Implications for the 2026 Planning Period
The 2023 data provide a stable post-pandemic epidemiological baseline. Four structural implications stand out for health system planning and clinical service delivery heading into 2026.
1
Seasonal respiratory burden is now predictable again
With influenza and RSV both returning to pre-pandemic seasonal patterns for two consecutive years, the uncertainty of 2020–2022 is resolved. Planning horizons can now be re-established: stock influenza vaccines for pre-April administration, prepare paediatric RSV admission capacity from February, and maintain pertussis surveillance year-round. The compressed February–July respiratory season should drive annual resource allocation decisions at facility and district level.
2
A window of vaccine opportunity is opening — and it is time-limited
Three newly available or newly scaled interventions — maternal RSV vaccination, nirsevimab (long-acting monoclonal antibody), and Tdap in pregnancy — represent the most significant development in paediatric respiratory prevention in a generation. The 2023 burden data make the clinical case overwhelming. The implementation challenge is reaching pregnant women in the public sector before their third trimester. Health systems that solve this problem by 2026 will see measurable reductions in neonatal and infant ICU admissions.
3
HIV and respiratory disease are structurally inseparable in the South African context
The 64.2% HIV prevalence in the hospitalised 25–44 respiratory cohort is not a surveillance artefact — it reflects the structural reality of South African public health. Any respiratory disease prevention strategy that does not explicitly integrate PLHIV management will fail to reach the highest-risk population. This has direct implications for where vaccination campaigns are conducted, which healthcare workers receive training, and how respiratory disease is prioritised within HIV care pathways.
4
SARS-CoV-2 surveillance must evolve, not disappear
The shift to endemic COVID-19 does not mean zero risk. Variant evolution — evidenced by the XBB.1.5 to BA.2.86 transition within 2023 alone — means genomic surveillance must continue at sufficient scale to provide early warning. The 2026 challenge is calibrating surveillance intensity appropriately: enough to detect a new variant of concern early, without maintaining emergency-era resource commitments that divert capacity from influenza and RSV programmes that now carry the primary respiratory burden.

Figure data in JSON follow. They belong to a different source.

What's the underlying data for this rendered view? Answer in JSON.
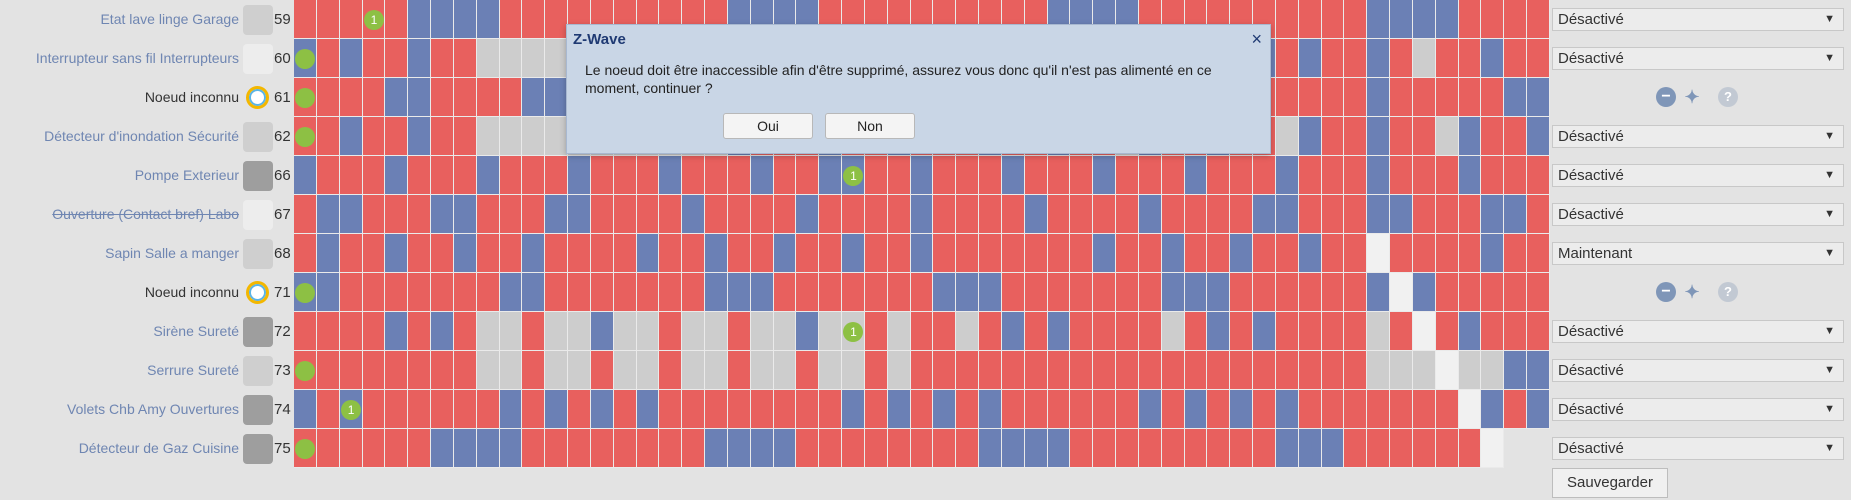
{
  "colors": {
    "red": "#e8605e",
    "blue": "#6b80b5",
    "grey": "#cdcdcd",
    "white": "#f1f1f1",
    "badge": "#8dc044",
    "link": "#6f86b2"
  },
  "rows": [
    {
      "name": "Etat lave linge Garage",
      "id": "59",
      "icon": "device-icon",
      "status": "Désactivé"
    },
    {
      "name": "Interrupteur sans fil Interrupteurs",
      "id": "60",
      "icon": "device-icon",
      "status": "Désactivé"
    },
    {
      "name": "Noeud inconnu",
      "id": "61",
      "icon": "unknown-node-icon",
      "status": ""
    },
    {
      "name": "Détecteur d'inondation Sécurité",
      "id": "62",
      "icon": "device-icon",
      "status": "Désactivé"
    },
    {
      "name": "Pompe Exterieur",
      "id": "66",
      "icon": "device-icon",
      "status": "Désactivé"
    },
    {
      "name": "Ouverture (Contact bref) Labo",
      "id": "67",
      "icon": "device-icon",
      "status": "Désactivé"
    },
    {
      "name": "Sapin Salle a manger",
      "id": "68",
      "icon": "device-icon",
      "status": "Maintenant"
    },
    {
      "name": "Noeud inconnu",
      "id": "71",
      "icon": "unknown-node-icon",
      "status": ""
    },
    {
      "name": "Sirène Sureté",
      "id": "72",
      "icon": "device-icon",
      "status": "Désactivé"
    },
    {
      "name": "Serrure Sureté",
      "id": "73",
      "icon": "device-icon",
      "status": "Désactivé"
    },
    {
      "name": "Volets Chb Amy Ouvertures",
      "id": "74",
      "icon": "device-icon",
      "status": "Désactivé"
    },
    {
      "name": "Détecteur de Gaz Cuisine",
      "id": "75",
      "icon": "device-icon",
      "status": "Désactivé"
    }
  ],
  "badges": [
    {
      "row": 0,
      "col": 3,
      "label": "1"
    },
    {
      "row": 1,
      "col": 0,
      "label": ""
    },
    {
      "row": 2,
      "col": 0,
      "label": ""
    },
    {
      "row": 3,
      "col": 0,
      "label": ""
    },
    {
      "row": 4,
      "col": 24,
      "label": "1"
    },
    {
      "row": 7,
      "col": 0,
      "label": ""
    },
    {
      "row": 8,
      "col": 24,
      "label": "1"
    },
    {
      "row": 9,
      "col": 0,
      "label": ""
    },
    {
      "row": 10,
      "col": 2,
      "label": "1"
    },
    {
      "row": 11,
      "col": 0,
      "label": ""
    }
  ],
  "save_label": "Sauvegarder",
  "dialog": {
    "title": "Z-Wave",
    "close": "×",
    "message": "Le noeud doit être inaccessible afin d'être supprimé, assurez vous donc qu'il n'est pas alimenté en ce moment, continuer ?",
    "yes": "Oui",
    "no": "Non"
  },
  "actions": {
    "remove": "−",
    "repair": "✦",
    "help": "?"
  }
}
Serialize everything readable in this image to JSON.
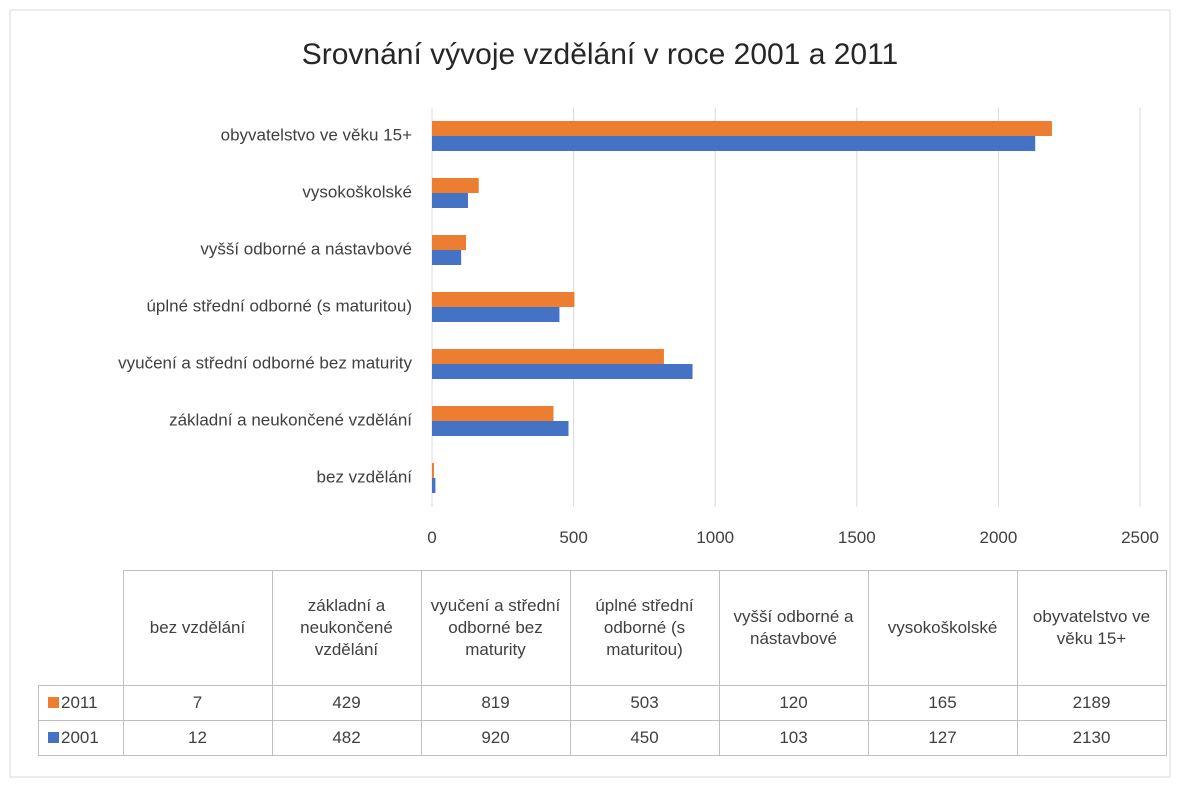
{
  "chart_data": {
    "type": "bar",
    "orientation": "horizontal",
    "title": "Srovnání vývoje vzdělání v roce 2001 a 2011",
    "categories": [
      "bez vzdělání",
      "základní a neukončené vzdělání",
      "vyučení a střední odborné bez maturity",
      "úplné střední odborné (s maturitou)",
      "vyšší odborné a nástavbové",
      "vysokoškolské",
      "obyvatelstvo ve věku 15+"
    ],
    "series": [
      {
        "name": "2011",
        "color": "#ed7d31",
        "values": [
          7,
          429,
          819,
          503,
          120,
          165,
          2189
        ]
      },
      {
        "name": "2001",
        "color": "#4472c4",
        "values": [
          12,
          482,
          920,
          450,
          103,
          127,
          2130
        ]
      }
    ],
    "xlim": [
      0,
      2500
    ],
    "xticks": [
      0,
      500,
      1000,
      1500,
      2000,
      2500
    ],
    "grid": true,
    "data_table": true
  }
}
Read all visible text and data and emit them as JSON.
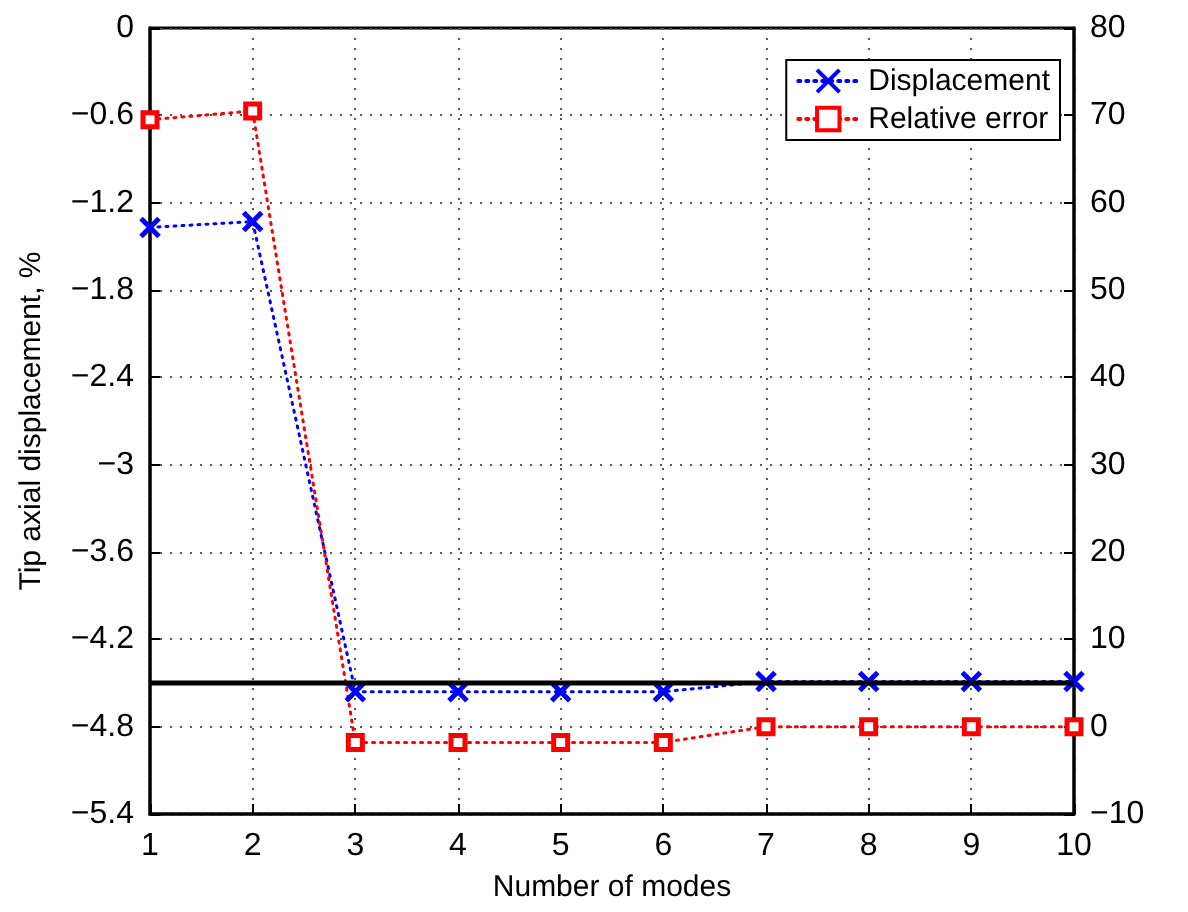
{
  "chart_data": {
    "type": "line",
    "xlabel": "Number of modes",
    "ylabel": "Tip axial displacement, %",
    "x": [
      1,
      2,
      3,
      4,
      5,
      6,
      7,
      8,
      9,
      10
    ],
    "xlim": [
      1,
      10
    ],
    "xticks": [
      1,
      2,
      3,
      4,
      5,
      6,
      7,
      8,
      9,
      10
    ],
    "ylim": [
      -5.4,
      0
    ],
    "yticks": [
      -5.4,
      -4.8,
      -4.2,
      -3.6,
      -3,
      -2.4,
      -1.8,
      -1.2,
      -0.6,
      0
    ],
    "y2lim": [
      -10,
      80
    ],
    "y2ticks": [
      -10,
      0,
      10,
      20,
      30,
      40,
      50,
      60,
      70,
      80
    ],
    "series": [
      {
        "name": "Displacement",
        "color": "#0000ff",
        "marker": "cross",
        "values": [
          -1.37,
          -1.33,
          -4.56,
          -4.56,
          -4.56,
          -4.56,
          -4.49,
          -4.49,
          -4.49,
          -4.49
        ]
      },
      {
        "name": "Relative error",
        "color": "#ff0000",
        "marker": "square",
        "axis": "y2",
        "values": [
          69.5,
          70.5,
          -1.8,
          -1.8,
          -1.8,
          -1.8,
          0,
          0,
          0,
          0
        ]
      }
    ],
    "ref_lines": [
      {
        "axis": "y",
        "value": -4.49,
        "color": "#000000",
        "line_style": "solid"
      }
    ],
    "grid": true,
    "legend": "top right",
    "line_style": "dotted"
  }
}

NICD Key Recommendations — Reproduced from Source Report
Vaccinate all influenza risk groups prior to the start of the season (before end of April). High-risk groups include PLHIV, pregnant women and those in the 6-week postpartum period, individuals with chronic conditions, adults 65 and older, and healthcare workers.

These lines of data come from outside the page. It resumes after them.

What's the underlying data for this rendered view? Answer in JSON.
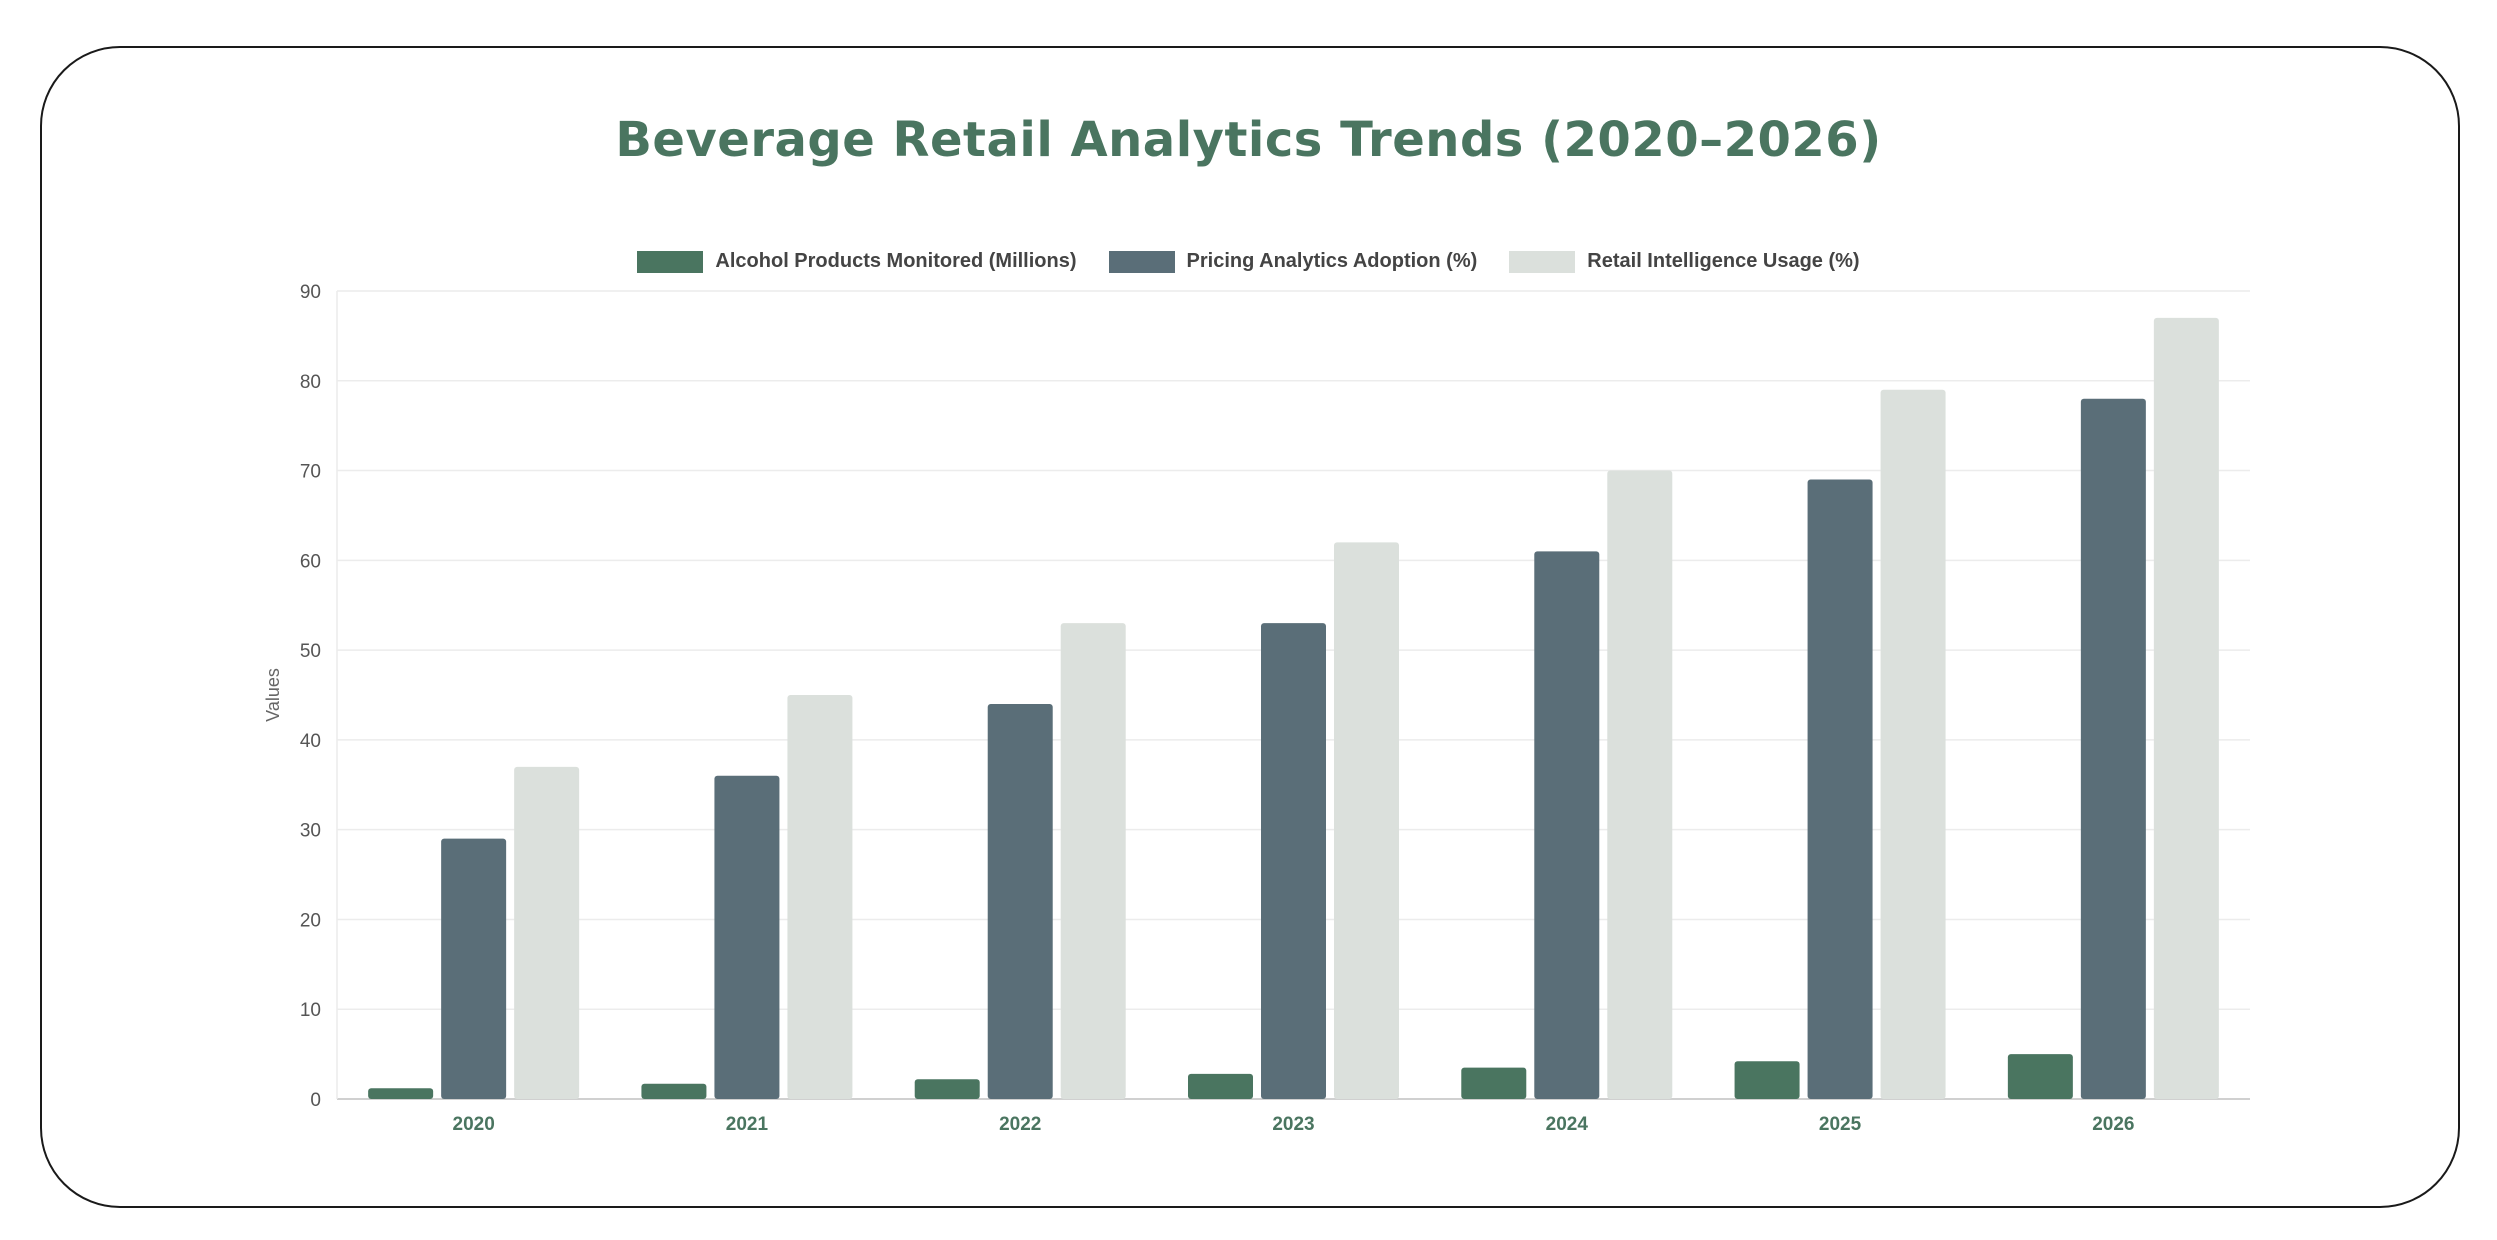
{
  "chart_data": {
    "type": "bar",
    "title": "Beverage Retail Analytics Trends (2020–2026)",
    "xlabel": "",
    "ylabel": "Values",
    "categories": [
      "2020",
      "2021",
      "2022",
      "2023",
      "2024",
      "2025",
      "2026"
    ],
    "series": [
      {
        "name": "Alcohol Products Monitored (Millions)",
        "color": "#4a7560",
        "values": [
          1.2,
          1.7,
          2.2,
          2.8,
          3.5,
          4.2,
          5.0
        ]
      },
      {
        "name": "Pricing Analytics Adoption (%)",
        "color": "#5a6e78",
        "values": [
          29,
          36,
          44,
          53,
          61,
          69,
          78
        ]
      },
      {
        "name": "Retail Intelligence Usage (%)",
        "color": "#dbe0dc",
        "values": [
          37,
          45,
          53,
          62,
          70,
          79,
          87
        ]
      }
    ],
    "ylim": [
      0,
      90
    ],
    "yticks": [
      0,
      10,
      20,
      30,
      40,
      50,
      60,
      70,
      80,
      90
    ],
    "grid": true,
    "legend_position": "top"
  }
}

Implement RSV prevention strategies for infants — including maternal immunisation and a single dose of long-acting monoclonal antibodies — as part of the standard of care for pregnant women.

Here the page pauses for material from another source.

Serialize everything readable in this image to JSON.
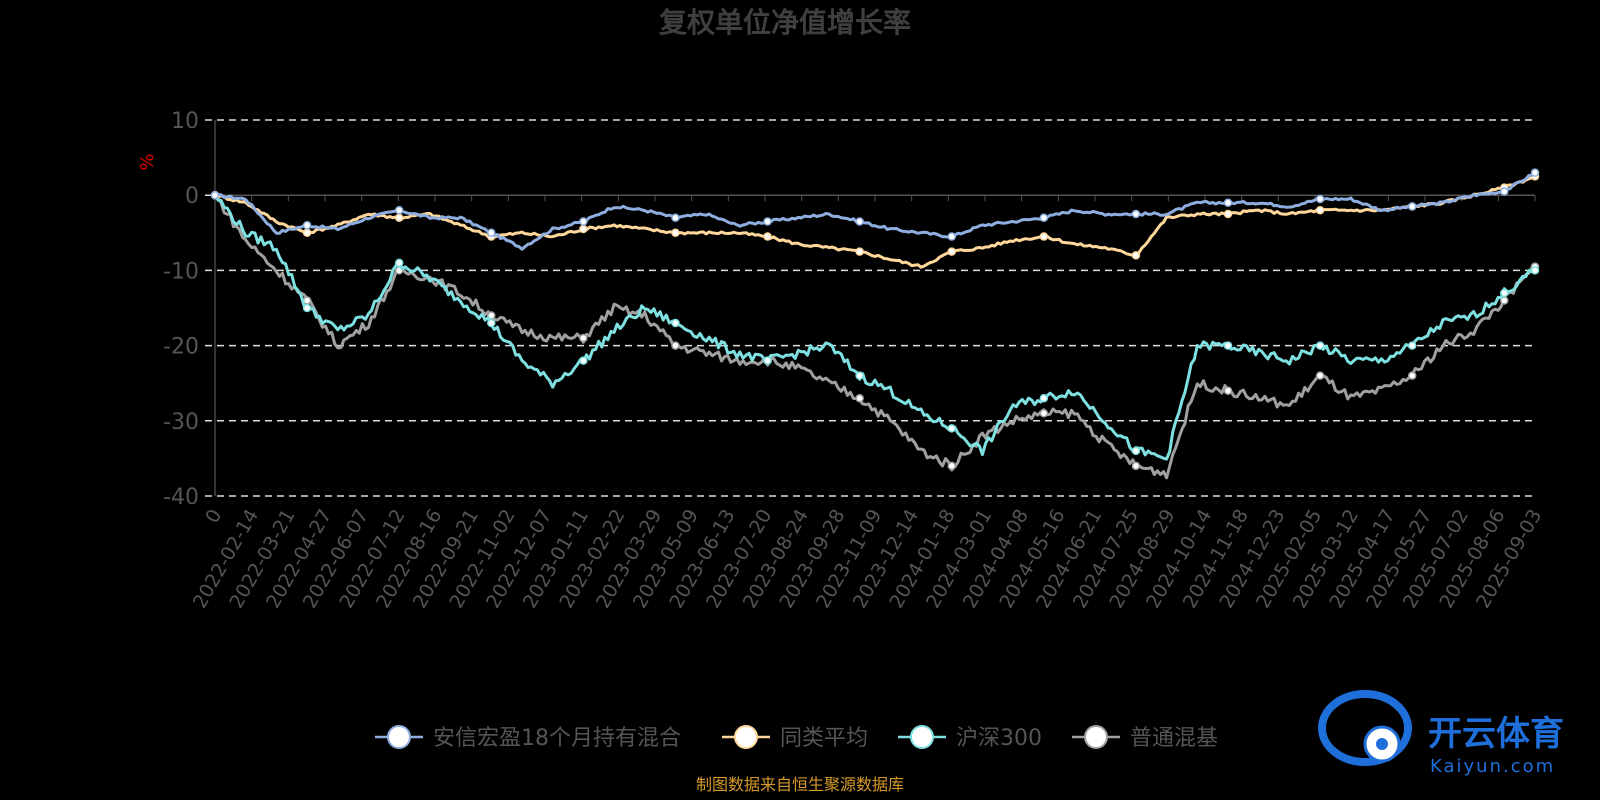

Vaccinate pregnant women with Tdap during the second or third trimester (27–36 weeks) to provide passive immunity to newborns who are at the highest risk of severe pertussis disease.
Continue and expand syndromic respiratory surveillance to monitor disease trends, circulating strains, intervention effectiveness, and outbreak identification in real time.
Maintain non-pharmaceutical interventions (masking, hand hygiene, staying home when symptomatic) during periods of high respiratory virus circulation, especially when in contact with vulnerable individuals.